Illustration of Saint Rita of Cascia by János Hajnal in Il fascino di Dio: Profili de agiografia agostiniana  by Fernando Rojo Martínez, O.S.A.  Copyright © 2000 Pubblicazioni Agostiniane Rome. Used with permission.  Original art preserved in the Office of Augustinian Postulator of Causes, Rome

Illustration of Saint Rita of Cascia by János Hajnal in Il fascino di Dio: Profili de agiografia agostiniana  by Fernando Rojo Martínez, O.S.A.  Copyright © 2000 Pubblicazioni Agostiniane Rome. Used with permission.  Original art preserved in the Office of Augustinian Postulator of Causes, Rome

Saint Rita of Cascia

May 22

Known as the “Saint of the Impossible” and the “Peacemaker”, Rita (1380?-1457?) overcame many difficulties throughout her life. She had a generous love and a deep sense of penance. She was able to bring about peace between rival families and heal divisions between hostile groups of people.

Born in Roccaporena, Cascia, Italy around the year 1380, Rita Lotti at an early age wanted to become a nun. Her parents, however, insisted that she marry. So, at the age of 14, she married Paolo Mancini, a man who was a bit “rough around the edges”.

Rita was a good influence on Paolo. They lived harmoniously for 18 years and had two twin sons. Paolo, who had settled down and become a responsible adult, worked as the town watchman. One day, members of a local political faction ambushed and murdered him.

Their sons, influenced by their local environment and by angry family members, wanted to avenge their father's murder. Rita forgave her husband's killers. She prayed that her sons would die rather than follow the unwritten “law of vendetta” and take revenge upon the murderers. In fact, both sons did die from natural causes shortly afterwards.

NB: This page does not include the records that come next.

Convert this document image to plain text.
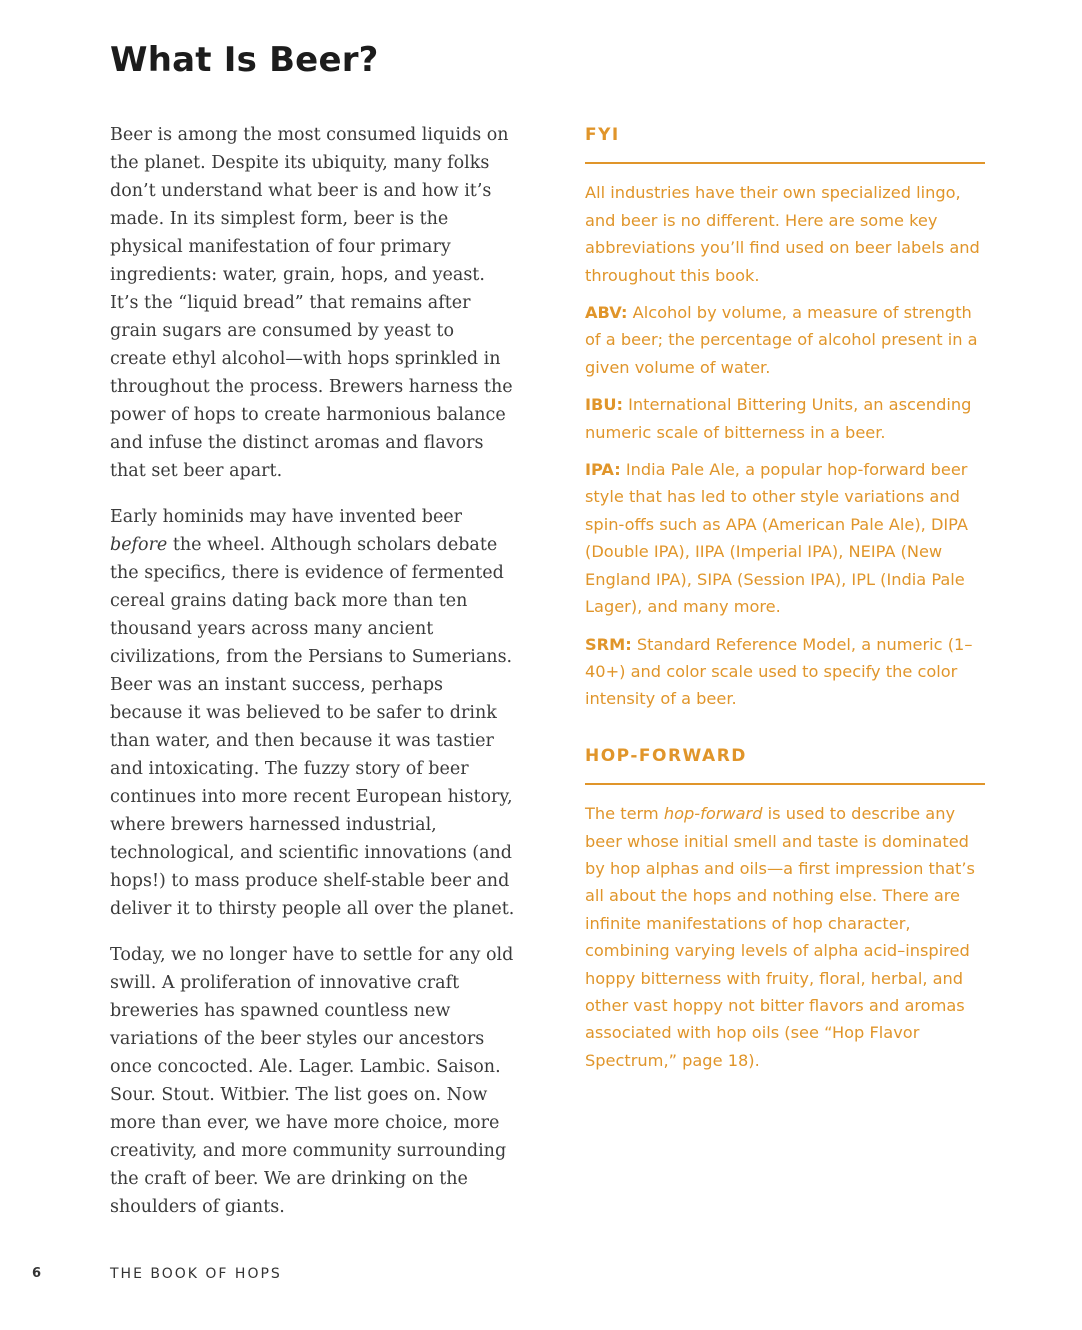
What Is Beer?

Beer is among the most consumed liquids on the planet. Despite its ubiquity, many folks don’t understand what beer is and how it’s made. In its simplest form, beer is the physical manifestation of four primary ingredients: water, grain, hops, and yeast. It’s the “liquid bread” that remains after grain sugars are consumed by yeast to create ethyl alcohol—with hops sprinkled in throughout the process. Brewers harness the power of hops to create harmonious balance and infuse the distinct aromas and flavors that set beer apart.

Early hominids may have invented beer before the wheel. Although scholars debate the specifics, there is evidence of fermented cereal grains dating back more than ten thousand years across many ancient civilizations, from the Persians to Sumerians. Beer was an instant success, perhaps because it was believed to be safer to drink than water, and then because it was tastier and intoxicating. The fuzzy story of beer continues into more recent European history, where brewers harnessed industrial, technological, and scientific innovations (and hops!) to mass produce shelf-stable beer and deliver it to thirsty people all over the planet.

Today, we no longer have to settle for any old swill. A proliferation of innovative craft breweries has spawned countless new variations of the beer styles our ancestors once concocted. Ale. Lager. Lambic. Saison. Sour. Stout. Witbier. The list goes on. Now more than ever, we have more choice, more creativity, and more community surrounding the craft of beer. We are drinking on the shoulders of giants.

FYI

All industries have their own specialized lingo, and beer is no different. Here are some key abbreviations you’ll find used on beer labels and throughout this book.

ABV: Alcohol by volume, a measure of strength of a beer; the percentage of alcohol present in a given volume of water.

IBU: International Bittering Units, an ascending numeric scale of bitterness in a beer.

IPA: India Pale Ale, a popular hop-forward beer style that has led to other style variations and spin-offs such as APA (American Pale Ale), DIPA (Double IPA), IIPA (Imperial IPA), NEIPA (New England IPA), SIPA (Session IPA), IPL (India Pale Lager), and many more.

SRM: Standard Reference Model, a numeric (1–40+) and color scale used to specify the color intensity of a beer.

HOP-FORWARD

The term hop-forward is used to describe any beer whose initial smell and taste is dominated by hop alphas and oils—a first impression that’s all about the hops and nothing else. There are infinite manifestations of hop character, combining varying levels of alpha acid–inspired hoppy bitterness with fruity, floral, herbal, and other vast hoppy not bitter flavors and aromas associated with hop oils (see “Hop Flavor Spectrum,” page 18).

6	THE BOOK OF HOPS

Rita, now without a family, sought to fulfill her desires to become a religious sister. At first the nuns of the Augustinian convent of Saint Mary Magdelene did not want to receive her, partly because she had been a married woman and partly because some of the sisters were relatives of Paolo's killers. Rita persisted. She prayed and worked to establish peace between the hostile factions of Cascia. Finally she was accepted into the convent.

She remained in the cloister during the final 40 years of her life. Fifteen years before her death, while at prayer, she received on her forehead the mark of a thorn from Jesus' crown of thorns.

During the last four years of her life, Rita was seriously ill. She died May 22, 1457 (although a few writers give the year of her death as 1447). Her remains are preserved in the Church of Saint Rita in Cascia.